Bill Clinton’s Novel

Bill Clinton published a mystery novel? Well, since his wife ventured into the fantasy genre, why not?

If only he didn’t get James Patterson – aka the least gifted author of all times – to write it for him, I might have leafed through it. Couldn’t be much worse than the horrific Araminta Hall book.

Is anybody on the blog going to confess to reading it? Or is it going to be like being a Trump supporter, which people conceal on phone polls, skewing the results?

Napkins

What I find bizarre is the habit of putting restaurant napkins in one’s lap. What purpose can they possibly serve there? Are they supposed to catch bits of food that fall out of one’s mouth? That would only work for extremely skinny, flat-chested, flat-stomached people. And if they are so thin, what is the likelihood of them eating so greedily and sloppily that clumps of food would keep plonking in their laps?

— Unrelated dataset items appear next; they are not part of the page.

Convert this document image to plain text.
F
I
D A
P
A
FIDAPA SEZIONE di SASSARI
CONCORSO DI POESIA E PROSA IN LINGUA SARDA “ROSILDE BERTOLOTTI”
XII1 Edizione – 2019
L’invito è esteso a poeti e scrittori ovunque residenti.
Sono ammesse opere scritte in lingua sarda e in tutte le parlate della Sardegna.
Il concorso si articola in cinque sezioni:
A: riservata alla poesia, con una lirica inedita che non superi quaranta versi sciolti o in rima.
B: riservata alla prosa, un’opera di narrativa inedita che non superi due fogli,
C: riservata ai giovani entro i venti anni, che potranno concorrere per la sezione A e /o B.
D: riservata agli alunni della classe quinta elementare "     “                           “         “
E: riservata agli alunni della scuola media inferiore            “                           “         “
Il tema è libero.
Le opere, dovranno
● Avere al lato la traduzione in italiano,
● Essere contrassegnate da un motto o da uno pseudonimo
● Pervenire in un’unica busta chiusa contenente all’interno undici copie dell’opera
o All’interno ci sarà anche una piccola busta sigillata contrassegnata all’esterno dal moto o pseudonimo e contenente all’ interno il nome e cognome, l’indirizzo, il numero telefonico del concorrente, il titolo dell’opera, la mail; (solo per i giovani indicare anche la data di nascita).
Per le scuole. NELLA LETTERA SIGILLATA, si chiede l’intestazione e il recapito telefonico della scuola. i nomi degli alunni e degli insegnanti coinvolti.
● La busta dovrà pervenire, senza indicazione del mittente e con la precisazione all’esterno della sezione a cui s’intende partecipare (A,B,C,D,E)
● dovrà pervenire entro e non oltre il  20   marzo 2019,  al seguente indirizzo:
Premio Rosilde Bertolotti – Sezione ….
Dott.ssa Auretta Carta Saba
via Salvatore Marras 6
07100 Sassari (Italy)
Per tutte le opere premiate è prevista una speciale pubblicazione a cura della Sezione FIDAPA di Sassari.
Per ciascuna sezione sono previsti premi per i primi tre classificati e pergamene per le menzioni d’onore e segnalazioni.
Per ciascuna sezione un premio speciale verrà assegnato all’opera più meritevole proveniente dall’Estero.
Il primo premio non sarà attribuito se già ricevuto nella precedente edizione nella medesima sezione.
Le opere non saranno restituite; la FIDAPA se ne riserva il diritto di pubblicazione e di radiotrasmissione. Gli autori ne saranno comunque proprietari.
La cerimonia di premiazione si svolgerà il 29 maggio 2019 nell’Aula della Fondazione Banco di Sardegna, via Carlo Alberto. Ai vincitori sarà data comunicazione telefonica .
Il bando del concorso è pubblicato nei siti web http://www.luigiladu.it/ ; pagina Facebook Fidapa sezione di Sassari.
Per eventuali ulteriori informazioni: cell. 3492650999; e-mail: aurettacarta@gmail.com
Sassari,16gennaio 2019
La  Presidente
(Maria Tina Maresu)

I hate this habit because the darn napkin always slips to the floor and it’s a drag to have to fish it out every five minutes.

Soviet Vacation

N’s vacation is almost over and he’s getting ready to leave. I’m staying on with Klara because we are Soviet people at heart and we exist under the moral imperative to “take the kid out in nature” for as long as possible.

N is being very solicitous of me because he thinks it’s heroic I’ll be here alone with Klara. He reminded me of a scene in a famous Soviet novel set at an early collective farm in the 1920s. When a daycare was being organized at the kolkhoz, a collective farmer said that the women who were going to work there didn’t need to get paid at the same rate as other kinds of full-time work.

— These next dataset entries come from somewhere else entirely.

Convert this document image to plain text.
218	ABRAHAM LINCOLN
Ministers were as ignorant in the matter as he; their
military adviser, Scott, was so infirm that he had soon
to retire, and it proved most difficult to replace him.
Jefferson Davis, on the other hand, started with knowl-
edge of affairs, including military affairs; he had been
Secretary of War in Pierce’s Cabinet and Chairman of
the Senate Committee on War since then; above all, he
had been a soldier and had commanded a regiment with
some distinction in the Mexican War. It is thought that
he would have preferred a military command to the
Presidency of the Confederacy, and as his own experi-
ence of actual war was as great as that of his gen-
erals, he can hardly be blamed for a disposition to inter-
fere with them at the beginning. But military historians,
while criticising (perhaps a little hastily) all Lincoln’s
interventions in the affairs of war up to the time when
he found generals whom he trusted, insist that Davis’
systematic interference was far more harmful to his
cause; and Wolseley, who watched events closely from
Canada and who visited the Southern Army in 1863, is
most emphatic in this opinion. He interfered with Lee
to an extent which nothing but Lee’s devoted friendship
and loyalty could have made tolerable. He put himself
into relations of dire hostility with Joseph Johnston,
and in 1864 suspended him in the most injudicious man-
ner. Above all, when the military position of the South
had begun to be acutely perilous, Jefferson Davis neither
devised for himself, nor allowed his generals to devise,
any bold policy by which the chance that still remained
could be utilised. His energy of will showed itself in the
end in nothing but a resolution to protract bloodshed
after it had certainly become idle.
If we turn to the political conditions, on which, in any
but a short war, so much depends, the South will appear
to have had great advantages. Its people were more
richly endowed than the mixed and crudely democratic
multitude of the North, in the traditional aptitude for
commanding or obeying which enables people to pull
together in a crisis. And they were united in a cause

“It’s not like it’s hard to take care of toddlers,” he said.

The kolkhoz women were so enraged that they beat him up.

“I’d tear that motherfucker to pieces with my bare hands,” N says decisively. He stayed with Klara while I was in Seattle, and even though she’s a very easy kid, he was wiped out.

Book Notes: Araminta Hall’s Our Kind of Cruelty

I wanted a good British thriller to read on vacation and like a total putz I trusted a review in the New York Times that gushed about Araminta Hall’s Our Kind of Cruelty. This is absolutely the last time ever I trust an NYTimes reviewer because the book stank like you have no idea.

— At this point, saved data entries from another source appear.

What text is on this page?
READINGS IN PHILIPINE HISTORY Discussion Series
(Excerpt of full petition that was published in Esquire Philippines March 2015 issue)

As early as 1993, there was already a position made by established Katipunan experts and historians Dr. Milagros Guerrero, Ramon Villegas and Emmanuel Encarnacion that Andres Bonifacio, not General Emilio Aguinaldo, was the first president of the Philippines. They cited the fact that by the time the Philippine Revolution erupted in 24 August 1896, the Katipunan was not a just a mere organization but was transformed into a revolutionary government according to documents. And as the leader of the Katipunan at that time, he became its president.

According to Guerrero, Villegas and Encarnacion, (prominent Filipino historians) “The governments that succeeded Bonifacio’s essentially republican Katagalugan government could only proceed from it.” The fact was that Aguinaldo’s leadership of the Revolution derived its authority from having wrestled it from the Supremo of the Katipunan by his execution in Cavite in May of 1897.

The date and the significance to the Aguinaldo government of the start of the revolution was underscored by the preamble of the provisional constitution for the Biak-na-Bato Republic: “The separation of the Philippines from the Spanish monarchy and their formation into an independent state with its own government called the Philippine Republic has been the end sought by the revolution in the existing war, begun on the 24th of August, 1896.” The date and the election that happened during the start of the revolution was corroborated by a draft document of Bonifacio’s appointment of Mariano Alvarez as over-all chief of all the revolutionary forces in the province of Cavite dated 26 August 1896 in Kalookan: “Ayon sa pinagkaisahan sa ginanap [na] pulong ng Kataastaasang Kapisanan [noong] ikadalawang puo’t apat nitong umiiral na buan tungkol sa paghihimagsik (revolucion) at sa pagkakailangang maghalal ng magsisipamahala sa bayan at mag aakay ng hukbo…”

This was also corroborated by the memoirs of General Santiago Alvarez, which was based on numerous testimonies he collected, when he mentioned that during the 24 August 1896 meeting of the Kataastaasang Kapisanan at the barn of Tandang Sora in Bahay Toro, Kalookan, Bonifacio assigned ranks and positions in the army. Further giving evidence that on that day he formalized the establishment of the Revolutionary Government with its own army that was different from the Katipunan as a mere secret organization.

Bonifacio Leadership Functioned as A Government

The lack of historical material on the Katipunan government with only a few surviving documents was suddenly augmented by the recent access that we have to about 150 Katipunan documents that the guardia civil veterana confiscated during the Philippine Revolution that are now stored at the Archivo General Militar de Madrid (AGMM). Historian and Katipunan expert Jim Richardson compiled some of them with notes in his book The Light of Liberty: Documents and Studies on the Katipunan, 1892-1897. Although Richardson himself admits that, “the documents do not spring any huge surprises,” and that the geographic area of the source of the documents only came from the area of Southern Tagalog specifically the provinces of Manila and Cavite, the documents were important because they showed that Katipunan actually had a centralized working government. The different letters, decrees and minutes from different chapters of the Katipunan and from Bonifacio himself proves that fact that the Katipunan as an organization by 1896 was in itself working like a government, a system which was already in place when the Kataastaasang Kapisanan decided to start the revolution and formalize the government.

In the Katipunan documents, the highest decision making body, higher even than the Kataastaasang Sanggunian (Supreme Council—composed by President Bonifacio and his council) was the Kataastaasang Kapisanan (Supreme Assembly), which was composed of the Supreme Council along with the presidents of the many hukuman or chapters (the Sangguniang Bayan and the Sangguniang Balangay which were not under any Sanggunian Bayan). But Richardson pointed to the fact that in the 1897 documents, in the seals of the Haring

The novel was written by a professor of creative writing, which is already a bad sign. In the author’s own words, she was motivated by rage against men and hatred of patriarchy to write the book. There is pretty little in terms of a plot, no interesting characters, no mystery, no insight into character psychology. All the readers get are vignettes that feature nasty, sex-obsessed, violent, and mean men who despise and victimize tiny, skinny, helpless and angelic women. The novel reads like an essay by an earnest freshman in a gender studies course, who can’t write yet is happy to trot out the primitive ideas and the in-group jargon she learned in class. Since the ideas are extremely shallow, all the author can do is repeat them with little variation again and again.

I should have known that an NYTimes reviewer would love this kind of a pseudo-feminist screed and consider it great literature. I was hoping that at least the book reviews would be free from the affirmations of ideological allegiance that have become all that the newspaper publishes. But I was wrong.